Il glamping è adatto a chi non ha mai fatto campeggio?

Sì, anzi è probabilmente la soluzione migliore per iniziare. Non serve montare tende, non bisogna dormire su materassini e non occorre attrezzatura particolare. Chi ama l’idea della natura ma non vuole rinunciare al comfort si troverà molto più a suo agio in un glamping che in un campeggio tradizionale.

Meglio glamping al mare, al lago o in montagna?

Dipende dal viaggio. Il mare è perfetto per l’estate e per chi vuole giornate balneari. Il lago è ottimo per famiglie, sport e relax. La montagna è ideale per trekking, fresco estivo e weekend romantici. La campagna, invece, è la scelta giusta per borghi, degustazioni e ritmi lenti.

Si può fare glamping tutto l’anno?

Non sempre. Molte strutture sono stagionali e aprono da primavera ad autunno. Alcune restano aperte anche in inverno, ma bisogna verificare riscaldamento, isolamento, ristorante, accessibilità e servizi disponibili. Per un primo soggiorno, primavera, estate e inizio autunno restano i periodi più semplici.

Il glamping costa più di un hotel?

A volte sì, soprattutto se la struttura è particolare o molto richiesta. Però il prezzo va valutato considerando posizione, spazio, privacy, cucina, parcheggio e servizi inclusi. In bassa stagione si trovano spesso soluzioni più convenienti, mentre in alta stagione conviene prenotare con largo anticipo.

Il glamping è adatto agli animali?

Molte strutture accettano cani, ma non tutte. È fondamentale controllare prima della prenotazione eventuali supplementi, limiti di taglia, aree dedicate e regole interne. Per chi viaggia con animali, sono particolarmente comode le strutture con veranda, spazi verdi e sentieri nei dintorni.

Conclusione: il glamping in Italia è una vacanza da provare almeno una volta

Il glamping in Italia è molto più di una moda. È una risposta concreta a un modo diverso di viaggiare: meno frenesia, più natura, più attenzione ai luoghi e al tempo che si passa davvero in vacanza.
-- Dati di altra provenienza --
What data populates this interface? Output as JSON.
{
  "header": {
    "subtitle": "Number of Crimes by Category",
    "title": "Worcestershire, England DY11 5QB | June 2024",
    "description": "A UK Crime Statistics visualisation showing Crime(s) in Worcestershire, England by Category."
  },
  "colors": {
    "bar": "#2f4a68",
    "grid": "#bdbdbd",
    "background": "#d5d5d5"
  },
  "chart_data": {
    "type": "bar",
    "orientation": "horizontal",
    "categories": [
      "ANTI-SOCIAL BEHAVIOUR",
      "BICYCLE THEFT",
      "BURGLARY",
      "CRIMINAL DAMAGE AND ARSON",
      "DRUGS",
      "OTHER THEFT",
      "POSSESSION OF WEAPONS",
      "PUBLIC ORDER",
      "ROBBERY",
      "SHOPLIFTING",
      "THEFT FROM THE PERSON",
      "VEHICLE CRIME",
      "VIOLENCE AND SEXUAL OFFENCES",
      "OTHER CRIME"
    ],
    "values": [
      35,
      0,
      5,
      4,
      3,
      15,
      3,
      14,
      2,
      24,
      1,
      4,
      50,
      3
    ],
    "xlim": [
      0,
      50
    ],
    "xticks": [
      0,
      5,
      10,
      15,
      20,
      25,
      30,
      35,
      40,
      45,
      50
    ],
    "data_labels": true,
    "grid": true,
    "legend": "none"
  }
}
Non è necessario essere campeggiatori esperti, né rinunciare alle comodità. Basta scegliere la zona giusta, leggere bene i servizi inclusi e partire con lo spirito di chi vuole vivere un’esperienza un po’ più lenta e personale.

Che sia una tenda safari in Toscana, una lodge tra gli ulivi pugliesi, una tiny house vista lago, una cupola sotto le stelle in montagna o un bungalow elegante vicino al mare, il glamping permette di riscoprire una cosa semplice: spesso il lusso più grande non è avere tutto, ma svegliarsi nel posto giusto, con abbastanza silenzio intorno e una giornata intera davanti.